UC Berkeley press release

NEWS RELEASE, 6/18/97

Chang-Lin Tien honored at Incentive Awards dinner in last public appearance as UC Berkeley chancellor

by Jose Rodriguez

Berkeley - Chang-Lin Tien will be saluted Friday night in his last public appearance as chancellor of the University of California, Berkeley. He will be honored during a dinner for the Osher Foundation Incentive Awards Program, a project closely linked with him and his vision of public higher education.

The program selects one student from each of San Francisco's 13 academic public high schools and seven high schools in Oakland and Berkeley to attend UC Berkeley with four-year, $24,000 scholarships.

Chancellor Tien, who has served as honorary chair of the program since its inception, has embraced the project as a vital opportunity for disadvantaged students of all races who are academically talented yet might otherwise be unable to attend college.

The program is a key ingredient in the university's outreach efforts and has been hailed widely as a successful model for providing scholarships and academic support to exceptional students who have dealt with such challenges as poverty, language barriers, violent neighborhoods, and dysfunctional family situations.

Recipients selected have excelled not only in their high school classrooms, but on the athletic field, in student leadership organizations, and in their communities where they serve as volunteers. Once on the UC Berkeley campus, the Incentive Award Scholars return regularly to their high schools and serve as role models for other students coping with similar challenges, encouraging them to work toward a college education.

The dinner on Friday, June 20 will recognize the 19 recipients of the program who will be entering UC Berkeley this fall. The event begins at 6 p.m. in the Palace Hotel in San Francisco.

U.S. Rep. Ellen Tauscher will deliver a keynote address. The first-term congresswoman has worked toward building bipartisan support for programs that benefit children and education.

This is the first year that students have been selected for the program from Oakland and Berkeley high schools. Thanks to leadership gifts from the Bernard Osher Foundation totaling $5.5 million in the last two years, the program has been named the Osher Foundation Incentive Awards Program for

San Francisco, Oakland, and Berkeley.

In the last two years, key gifts from the Richard and Rhoda Goldman Fund, the Whittier Family Foundations, the Clorox Company Foundation, and the William K. Bowes Foundation, have also allowed the program to expand and look to replicate itself in other communities.

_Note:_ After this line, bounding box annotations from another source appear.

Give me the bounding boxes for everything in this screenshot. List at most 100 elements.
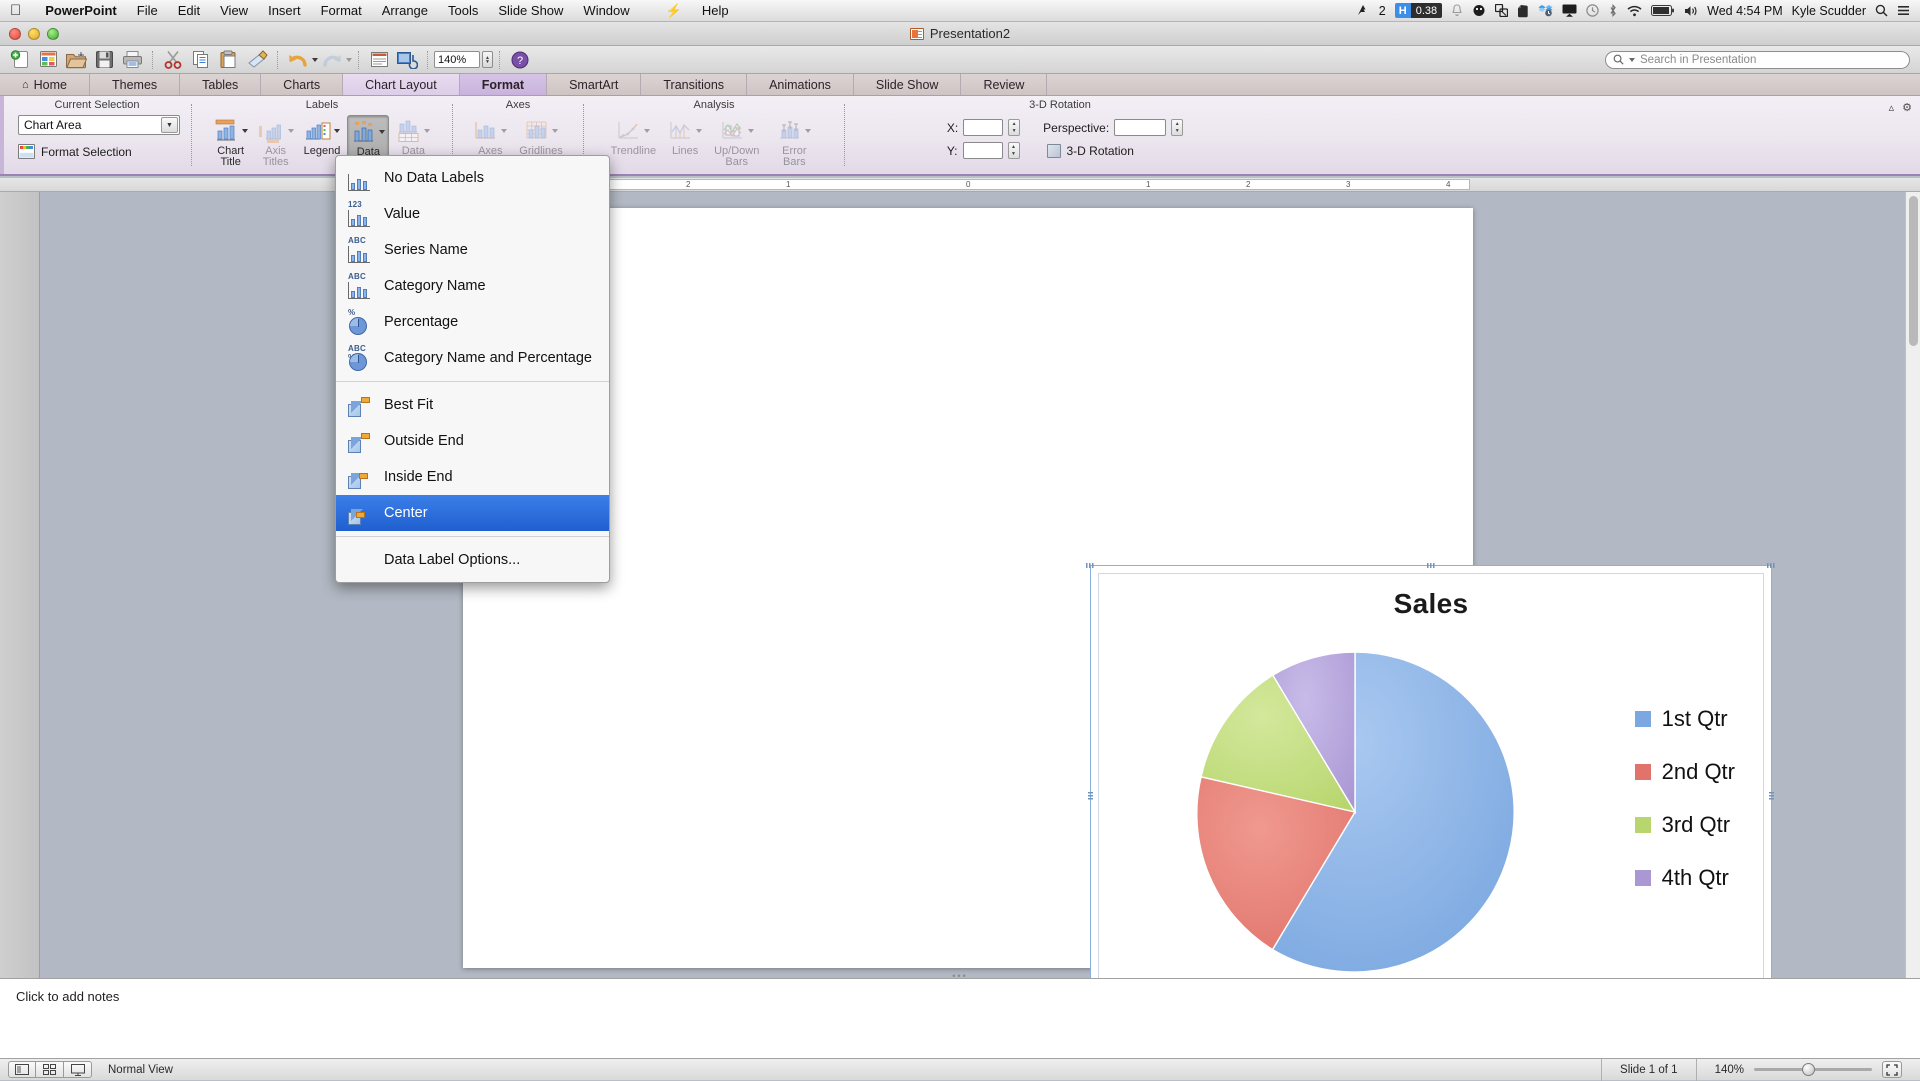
ribbon-settings-gear-icon[interactable]: ⚙ (1902, 101, 1912, 114)
zoom-control[interactable]: 140% (1695, 1058, 1920, 1081)
bluetooth-icon[interactable] (1608, 4, 1618, 17)
menu-item-no-data-labels[interactable]: No Data Labels (336, 160, 609, 196)
tab-tables[interactable]: Tables (180, 74, 262, 95)
new-from-template-icon[interactable] (35, 48, 61, 72)
menu-item-center[interactable]: Center (336, 495, 609, 531)
tab-home[interactable]: ⌂ Home (0, 74, 90, 95)
bell-icon[interactable] (1451, 4, 1463, 17)
chevron-down-icon[interactable]: ▼ (161, 117, 178, 133)
fit-to-window-icon[interactable] (1882, 1061, 1902, 1078)
vertical-scrollbar[interactable] (1905, 192, 1920, 978)
chevron-down-icon[interactable] (379, 130, 386, 134)
menu-list-icon[interactable] (1897, 4, 1910, 17)
resize-handle-e[interactable] (1769, 792, 1774, 801)
slide-thumbnail-pane[interactable] (0, 192, 40, 978)
hazel-badge[interactable]: H 0.38 (1394, 3, 1443, 18)
menu-item-percentage[interactable]: % Percentage (336, 304, 609, 340)
menu-edit[interactable]: Edit (168, 3, 210, 18)
time-machine-icon[interactable] (1586, 4, 1599, 17)
resize-handle-n[interactable] (1427, 563, 1436, 568)
cut-icon[interactable] (160, 48, 186, 72)
menu-item-category-name-and-percentage[interactable]: ABC % Category Name and Percentage (336, 340, 609, 376)
chevron-down-icon[interactable] (644, 129, 651, 133)
axis-titles-button[interactable]: Axis Titles (255, 115, 297, 169)
gridlines-button[interactable]: Gridlines (516, 115, 565, 158)
paste-icon[interactable] (216, 48, 242, 72)
volume-icon[interactable] (1684, 5, 1698, 17)
apple-icon[interactable]:  (10, 3, 21, 18)
zoom-slider-knob[interactable] (1802, 1063, 1815, 1076)
screen-share-icon[interactable] (1495, 4, 1509, 17)
new-icon[interactable] (7, 48, 33, 72)
horizontal-ruler[interactable]: 5 4 3 2 1 0 1 2 3 4 (0, 178, 1920, 192)
chevron-down-icon[interactable] (552, 129, 558, 133)
lines-button[interactable]: Lines (665, 115, 705, 158)
new-slide-icon[interactable] (366, 48, 392, 72)
search-scope-caret[interactable] (1629, 57, 1635, 62)
media-browser-icon[interactable] (394, 48, 420, 72)
chevron-down-icon[interactable] (334, 129, 340, 133)
rotation-x-stepper[interactable]: ▲ ▼ (1008, 119, 1021, 136)
notes-pane[interactable]: ••• Click to add notes (0, 971, 1920, 1058)
menu-item-value[interactable]: 123 Value (336, 196, 609, 232)
copy-icon[interactable] (188, 48, 214, 72)
zoom-stepper[interactable]: ▲ ▼ (482, 51, 493, 68)
pie-chart[interactable] (1171, 628, 1539, 996)
undo-icon[interactable] (285, 48, 311, 72)
menu-item-outside-end[interactable]: Outside End (336, 423, 609, 459)
chevron-down-icon[interactable] (241, 129, 248, 133)
legend-item-4[interactable]: 4th Qtr (1634, 865, 1735, 891)
search-in-presentation[interactable]: Search in Presentation (1605, 50, 1910, 69)
menu-item-inside-end[interactable]: Inside End (336, 459, 609, 495)
menu-window[interactable]: Window (573, 3, 639, 18)
menu-item-series-name[interactable]: ABC Series Name (336, 232, 609, 268)
print-icon[interactable] (119, 48, 145, 72)
clock-label[interactable]: Wed 4:54 PM (1707, 4, 1783, 18)
dropbox-icon[interactable] (1538, 4, 1553, 17)
format-painter-icon[interactable] (244, 48, 270, 72)
menu-tools[interactable]: Tools (438, 3, 488, 18)
legend-item-2[interactable]: 2nd Qtr (1634, 759, 1735, 785)
zoom-field[interactable]: 140% (434, 51, 480, 68)
open-icon[interactable] (63, 48, 89, 72)
tab-themes[interactable]: Themes (90, 74, 181, 95)
trendline-button[interactable]: Trendline (608, 115, 659, 158)
chevron-down-icon[interactable] (287, 129, 294, 133)
airplay-icon[interactable] (1562, 4, 1577, 17)
resize-handle-w[interactable] (1088, 792, 1093, 801)
tab-slide-show[interactable]: Slide Show (854, 74, 962, 95)
menu-slide-show[interactable]: Slide Show (488, 3, 573, 18)
dot-menu-icon[interactable] (1472, 4, 1486, 17)
resize-handle-nw[interactable] (1086, 563, 1095, 568)
undo-dropdown-caret[interactable] (312, 57, 318, 62)
menu-format[interactable]: Format (311, 3, 372, 18)
collapse-ribbon-icon[interactable]: ▵ (1889, 101, 1895, 114)
minimize-button[interactable] (28, 28, 40, 40)
tab-animations[interactable]: Animations (747, 74, 854, 95)
menu-arrange[interactable]: Arrange (372, 3, 438, 18)
rotation-y-stepper[interactable]: ▲ ▼ (1007, 142, 1020, 159)
slide-canvas[interactable]: Sales 1st Qtr 2nd Qtr 3rd Qtr 4th Qtr (463, 208, 1776, 1027)
format-selection-button[interactable]: Format Selection (18, 144, 132, 159)
save-icon[interactable] (91, 48, 117, 72)
current-selection-combo[interactable]: Chart Area ▼ (18, 115, 180, 135)
user-name-label[interactable]: Kyle Scudder (1792, 4, 1866, 18)
menu-insert[interactable]: Insert (258, 3, 311, 18)
menu-item-category-name[interactable]: ABC Category Name (336, 268, 609, 304)
tab-charts[interactable]: Charts (261, 74, 344, 95)
chart-title-button[interactable]: Chart Title (211, 115, 251, 169)
chevron-down-icon[interactable] (424, 129, 431, 133)
menu-help[interactable]: Help (692, 3, 739, 18)
help-icon[interactable]: ? (507, 48, 533, 72)
up-down-bars-button[interactable]: Up/Down Bars (711, 115, 762, 169)
tab-smartart[interactable]: SmartArt (547, 74, 642, 95)
chevron-down-icon[interactable] (747, 129, 754, 133)
presenter-view-icon[interactable] (64, 1061, 92, 1078)
evernote-icon[interactable] (1517, 4, 1529, 18)
axes-button[interactable]: Axes (470, 115, 510, 158)
tab-transitions[interactable]: Transitions (641, 74, 748, 95)
battery-icon[interactable] (1651, 5, 1675, 16)
slide-sorter-icon[interactable] (36, 1061, 64, 1078)
zoom-slider[interactable] (1754, 1063, 1872, 1076)
redo-icon[interactable] (319, 48, 345, 72)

The students selected in the entering freshman class are typical of those who have been selected since the program began in 1992. They are all students for whom the award represents the crucial push that permits them to go to college.

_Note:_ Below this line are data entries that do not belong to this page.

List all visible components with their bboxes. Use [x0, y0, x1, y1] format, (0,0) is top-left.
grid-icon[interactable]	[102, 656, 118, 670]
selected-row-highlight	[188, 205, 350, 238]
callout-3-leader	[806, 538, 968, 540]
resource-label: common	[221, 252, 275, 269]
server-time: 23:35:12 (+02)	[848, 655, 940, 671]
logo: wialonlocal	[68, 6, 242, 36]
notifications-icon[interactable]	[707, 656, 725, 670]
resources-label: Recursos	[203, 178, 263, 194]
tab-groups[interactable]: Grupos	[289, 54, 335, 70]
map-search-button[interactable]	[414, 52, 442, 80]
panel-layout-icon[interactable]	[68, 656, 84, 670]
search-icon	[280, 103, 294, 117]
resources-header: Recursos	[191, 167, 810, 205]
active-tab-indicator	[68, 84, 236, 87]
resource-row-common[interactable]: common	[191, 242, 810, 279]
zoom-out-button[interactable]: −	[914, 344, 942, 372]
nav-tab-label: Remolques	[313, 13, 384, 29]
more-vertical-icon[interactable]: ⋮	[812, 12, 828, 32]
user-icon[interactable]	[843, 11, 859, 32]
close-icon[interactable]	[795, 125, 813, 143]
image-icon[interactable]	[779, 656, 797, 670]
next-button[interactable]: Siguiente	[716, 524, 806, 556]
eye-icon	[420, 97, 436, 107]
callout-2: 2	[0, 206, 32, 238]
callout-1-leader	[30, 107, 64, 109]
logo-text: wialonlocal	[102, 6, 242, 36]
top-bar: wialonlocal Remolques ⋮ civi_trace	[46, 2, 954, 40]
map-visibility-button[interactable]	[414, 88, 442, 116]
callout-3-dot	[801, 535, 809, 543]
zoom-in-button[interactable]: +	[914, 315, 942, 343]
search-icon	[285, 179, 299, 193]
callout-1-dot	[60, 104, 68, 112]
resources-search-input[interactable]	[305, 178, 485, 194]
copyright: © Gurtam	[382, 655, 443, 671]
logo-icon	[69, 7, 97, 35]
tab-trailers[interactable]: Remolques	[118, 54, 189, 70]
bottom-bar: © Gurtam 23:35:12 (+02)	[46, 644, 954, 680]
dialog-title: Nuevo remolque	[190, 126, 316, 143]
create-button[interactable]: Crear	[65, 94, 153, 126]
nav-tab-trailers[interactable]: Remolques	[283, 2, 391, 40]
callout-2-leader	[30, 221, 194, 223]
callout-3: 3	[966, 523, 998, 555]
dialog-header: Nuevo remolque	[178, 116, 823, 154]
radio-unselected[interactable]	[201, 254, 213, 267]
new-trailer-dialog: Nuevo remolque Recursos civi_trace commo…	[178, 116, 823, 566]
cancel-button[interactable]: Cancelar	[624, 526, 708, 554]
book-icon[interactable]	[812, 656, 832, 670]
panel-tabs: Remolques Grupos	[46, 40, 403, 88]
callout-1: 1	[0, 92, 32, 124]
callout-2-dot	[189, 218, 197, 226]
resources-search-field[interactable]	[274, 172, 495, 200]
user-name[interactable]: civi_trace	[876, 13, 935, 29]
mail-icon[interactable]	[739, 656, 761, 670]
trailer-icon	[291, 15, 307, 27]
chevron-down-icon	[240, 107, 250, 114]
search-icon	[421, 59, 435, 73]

Rosa Maria Manriquez, a graduate of Fremont High School in Oakland, was the editor-in-chief of her school newspaper, senior class treasurer, a volunteer at the Oakland Museum, and a photographer whose work has been featured at the museum.

"I see my mother, a former housekeeper at Days Inn, and a former teenager picking grapes in the Napa Valley fields," she wrote in a statement to the program. "I respect my mother for working hard because I honor the sacrifices she made in her life. As the only family member who will graduate

from high school and move on to college, I want to succeed... I will not give up, especially since I have come this far."

Lamar Toney, a graduate of Balboa High School in San Francisco, maintained a 3.8 grade-point average while playing many sports and volunteering at the Bayshore Youth Organization, his church's youth organization, and drawing, painting, and sculpting. Without a father, he helped his mother raise his

brothers and sisters, and has held jobs since 14.

"From age 10," he wrote, "I always wanted to attend Berkeley, even though it seemed impossible for someone living with a single parent, so many siblings, in a poor, crime infested area. We are receiving government assistance. There was a time when things were so difficult that we were homeless for six months. Living among anger, violence, drugs, pain, and disillusionment, I realized that I did not want this to be part of my life . . . . I know that someday I will be able to help others find their way to a better life."

Chang-Lin Tien steps down as chancellor at the end of June, after completing seven years at the head of the UC Berkeley campus. He recently has accepted an endowed chair as the NEC Distinguished Professor of Engineering.

Robert M. Berdahl will succeed Tien as UC Berkeley's chancellor.